Él se encargó de responder a mi pregunta no formulada:

—Allí me encontré con un pintor francés que había conocido en París, un tal Auguste Cottet, de quien había sido amiga Suzanne Rouvier. Había ido a Sevilla para pintar y estaba viviendo con una muchacha que había conocido allí. Una noche me dijo que los acompañara a Eritaña para oír a un cantador de flamenco, y llevaron a una amiga de la muchacha. Era la cosa más bonita del mundo. Tenía dieciocho años. Había tenido un desliz con un muchacho y se vio obligada a irse de su pueblo, pues iba a tener un niño. El muchacho estaba cumpliendo su servicio militar. Cuando dio a luz, buscó un ama para la criatura y se colocó en la «Fábrica de Tabacos». Me la llevé a casa conmigo. Era muy alegre y dulce de carácter, y cuando pasaron unos días le dije que si quería irse a vivir conmigo. Me respondió que sí y tomamos un par de habitaciones en una casa de huéspedes, una alcoba y una salita. Le dije que podía dejar su empleo, pero no quiso, lo cual me vino bien, pues así me dejaba libre la mayor parte del día. Nos dejaban usar la cocina y en ella solía prepararme el desayuno antes de ir a trabajar, y cuando volvía a mediodía guisaba la comida. Por la noche cenábamos en un café y luego íbamos a un cine o algún sitio para bailar. Me creía algo desequilibrado, porque yo tenía un baño de goma y me empeñaba en lavarme con agua fría y una esponja todas las mañanas. Tenía a su hijo en un pueblo a pocos kilómetros de Sevilla, y los domingos íbamos a verle. No me ocultó nunca que estaba viviendo conmigo con miras a reunir el dinero suficiente para amueblar un cuarto en una casa de vecinos, el cual pensaba alquilar tan pronto como su novio fuera licenciado. Era una criatura deliciosa, y estoy seguro de que su Paco la encontraría esposa excelente. Era alegre, tenía buen genio y era cariñosa. Para ella lo que se llama delicadamente ayuntamiento carnal era una función del cuerpo como otra cualquiera. Hallaba gusto en ella y le encantaba dar placer. Claro es que no era más que un animalito simpático, bonito y bien domesticado.

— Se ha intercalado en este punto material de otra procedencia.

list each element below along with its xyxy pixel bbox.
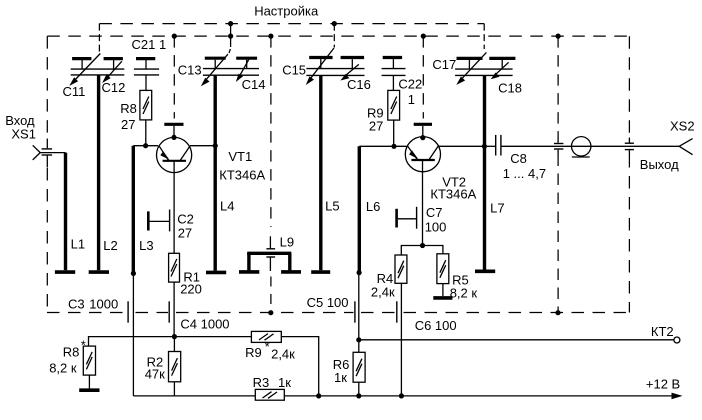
svg-text:XS1: XS1 — [11, 127, 36, 142]
svg-text:+12 В: +12 В — [646, 377, 680, 392]
C14 arrow — [236, 58, 250, 82]
divider wall 2 (L9) — [266, 34, 275, 316]
upper bias rail — [89, 334, 319, 395]
capacitor C12 — [104, 59, 123, 69]
svg-text:R3: R3 — [253, 375, 270, 390]
svg-text:27: 27 — [178, 225, 192, 240]
tuning drop to C17 — [483, 24, 485, 49]
C17/C18 common plates — [455, 69, 512, 75]
connector XS1 pin — [33, 145, 41, 160]
capacitor C11 — [72, 59, 91, 69]
svg-text:8,2 к: 8,2 к — [450, 286, 478, 301]
VT2 emitter wire — [359, 144, 407, 149]
resistor R4 — [395, 255, 407, 283]
capacitor C2 — [148, 210, 169, 232]
resistor R5 — [437, 254, 449, 296]
svg-text:L3: L3 — [139, 238, 153, 253]
svg-text:C12: C12 — [102, 80, 126, 95]
resistor R6 — [353, 340, 365, 396]
svg-text:2,4к: 2,4к — [271, 347, 295, 362]
VT1 collector wire — [190, 143, 218, 148]
+12V arrow — [672, 393, 683, 400]
svg-text:*: * — [265, 339, 270, 354]
svg-text:C2: C2 — [177, 212, 194, 227]
svg-text:L4: L4 — [220, 198, 234, 213]
trimmer C21 — [134, 59, 159, 91]
svg-text:C16: C16 — [347, 77, 371, 92]
svg-text:L7: L7 — [490, 200, 504, 215]
input wire — [40, 152, 66, 154]
C17 arrow — [456, 52, 486, 85]
VT2 base wire — [422, 160, 424, 245]
capacitor C8 — [485, 135, 554, 156]
shield box left edge — [46, 36, 48, 312]
svg-text:8,2 к: 8,2 к — [49, 360, 77, 375]
inductor L4 — [206, 75, 226, 272]
feedthrough capacitor C6 — [397, 283, 402, 395]
divider wall 1 (VT1) — [172, 34, 177, 119]
transistor VT1 — [157, 124, 192, 172]
svg-text:C18: C18 — [498, 80, 522, 95]
inductor L3 — [131, 146, 136, 276]
C11 arrow — [69, 54, 100, 86]
svg-text:C14: C14 — [242, 77, 266, 92]
svg-text:27: 27 — [369, 118, 383, 133]
capacitor C18 — [489, 58, 515, 69]
tuning drop to C11 — [98, 24, 100, 52]
divider wall 3 (VT2) — [421, 34, 426, 119]
transistor VT2 — [405, 124, 440, 171]
resistor R2 — [169, 337, 181, 396]
resistor R9* (horizontal) — [251, 331, 281, 342]
svg-text:R8: R8 — [120, 101, 137, 116]
divider wall 4 (output) — [555, 34, 560, 316]
svg-text:КТ2: КТ2 — [651, 324, 674, 339]
svg-text:47к: 47к — [145, 366, 165, 381]
svg-text:C13: C13 — [178, 62, 202, 77]
svg-text:L9: L9 — [280, 235, 294, 250]
C15 arrow — [306, 48, 334, 85]
svg-text:27: 27 — [121, 117, 135, 132]
coupling loop L9 — [239, 253, 301, 272]
capacitor C14 — [236, 58, 257, 68]
svg-text:L2: L2 — [103, 238, 117, 253]
svg-text:L5: L5 — [325, 199, 339, 214]
connector XS2 socket — [679, 139, 692, 155]
C15/C16 common plates — [306, 69, 364, 76]
VT1 emitter wire — [133, 143, 158, 148]
svg-text:L1: L1 — [71, 237, 85, 252]
inductor L6 — [357, 146, 362, 275]
svg-text:C8: C8 — [510, 151, 527, 166]
feedthrough at right edge — [625, 138, 634, 156]
C18 arrow — [491, 62, 509, 79]
svg-text:C7: C7 — [426, 205, 443, 220]
svg-text:C3: C3 — [68, 297, 85, 312]
svg-text:Настройка: Настройка — [254, 4, 319, 19]
svg-text:Выход: Выход — [640, 157, 679, 172]
feedthrough capacitor C1 (input) — [42, 139, 53, 168]
svg-text:C6 100: C6 100 — [415, 318, 457, 333]
svg-text:220: 220 — [180, 281, 202, 296]
svg-text:VT1: VT1 — [228, 149, 252, 164]
coaxial feedthrough insulator — [572, 137, 591, 157]
svg-text:1 ... 4,7: 1 ... 4,7 — [503, 166, 546, 181]
svg-text:1к: 1к — [334, 370, 347, 385]
svg-text:*: * — [81, 338, 86, 353]
tuning drop to C13 — [228, 21, 233, 53]
R4/R5 bridge — [401, 243, 443, 255]
resistor R1 — [169, 253, 180, 336]
capacitor C16 — [341, 58, 365, 69]
capacitor C15 — [309, 58, 332, 69]
inductor L7 — [475, 75, 495, 271]
shield box top edge — [47, 35, 629, 37]
svg-text:100: 100 — [425, 219, 447, 234]
trimmer C22 — [382, 58, 406, 91]
inductor L1 — [55, 153, 75, 273]
svg-text:L6: L6 — [366, 199, 380, 214]
C13/C14 common plates — [203, 69, 259, 76]
svg-text:КТ346А: КТ346А — [430, 187, 476, 202]
ground R5 — [433, 296, 452, 300]
svg-text:C15: C15 — [282, 62, 306, 77]
svg-text:XS2: XS2 — [670, 119, 695, 134]
svg-text:R9: R9 — [245, 345, 262, 360]
resistor R9 — [388, 90, 400, 145]
VT1 base wire — [173, 161, 175, 253]
output wire — [591, 145, 679, 147]
feedthrough capacitor C3 — [128, 273, 133, 396]
C11/C12 common plates — [71, 69, 125, 75]
inductor L5 — [311, 75, 330, 272]
capacitor C13 — [205, 58, 226, 68]
resistor R8 — [140, 90, 152, 144]
VT2 collector wire — [439, 144, 487, 149]
shield box bottom edge — [47, 312, 629, 314]
ground R8* — [79, 388, 99, 392]
inductor L2 — [89, 75, 109, 272]
KT2 test wire — [356, 337, 680, 343]
tuning gang dashed line — [99, 23, 484, 25]
resistor R8* — [83, 346, 95, 388]
svg-text:C22: C22 — [398, 77, 422, 92]
svg-text:C4 1000: C4 1000 — [180, 316, 229, 331]
svg-text:КТ346А: КТ346А — [219, 168, 265, 183]
svg-text:2,4к: 2,4к — [371, 285, 395, 300]
resistor R3 (horizontal) — [255, 389, 284, 400]
C13 arrow — [201, 54, 228, 86]
svg-text:C11: C11 — [63, 84, 86, 99]
svg-text:1: 1 — [408, 92, 415, 107]
lower supply rail — [133, 393, 680, 398]
tuning drop to C15 — [332, 21, 337, 48]
svg-text:C17: C17 — [432, 57, 456, 72]
svg-text:C21 1: C21 1 — [132, 37, 167, 52]
capacitor C7 — [397, 207, 417, 229]
capacitor C17 — [457, 58, 483, 69]
feedthrough capacitor C4 — [168, 301, 170, 322]
svg-text:R8: R8 — [63, 345, 80, 360]
C16 arrow — [340, 64, 358, 80]
svg-text:1000: 1000 — [89, 297, 118, 312]
feedthrough at wall 4 — [553, 138, 572, 155]
shield box right edge — [628, 36, 630, 312]
C12 arrow — [102, 61, 122, 83]
feedthrough capacitor C5 — [355, 273, 359, 340]
svg-text:C5 100: C5 100 — [307, 295, 349, 310]
svg-text:1к: 1к — [278, 375, 291, 390]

»Una noche me dijo que había tenido carta de Paco desde Marruecos, donde estaba prestando sus servicios, diciéndole que le licenciaban y que llegaría a Cádiz pasados dos días. A la mañana siguiente hizo su equipaje, metió su dinero en una media y yo mismo la acompañé a la estación. Cuando iba a subir al tren me dio un sonoro beso, pero se encontraba demasiado excitada por ir a reunirse con su amor para pensar en mí, y estoy seguro de que antes de que el tren saliera de la estación ya no se acordaba de mi existencia.

»Seguí en Sevilla, y aquel otoño emprendí el viaje que había de conducirme a la India.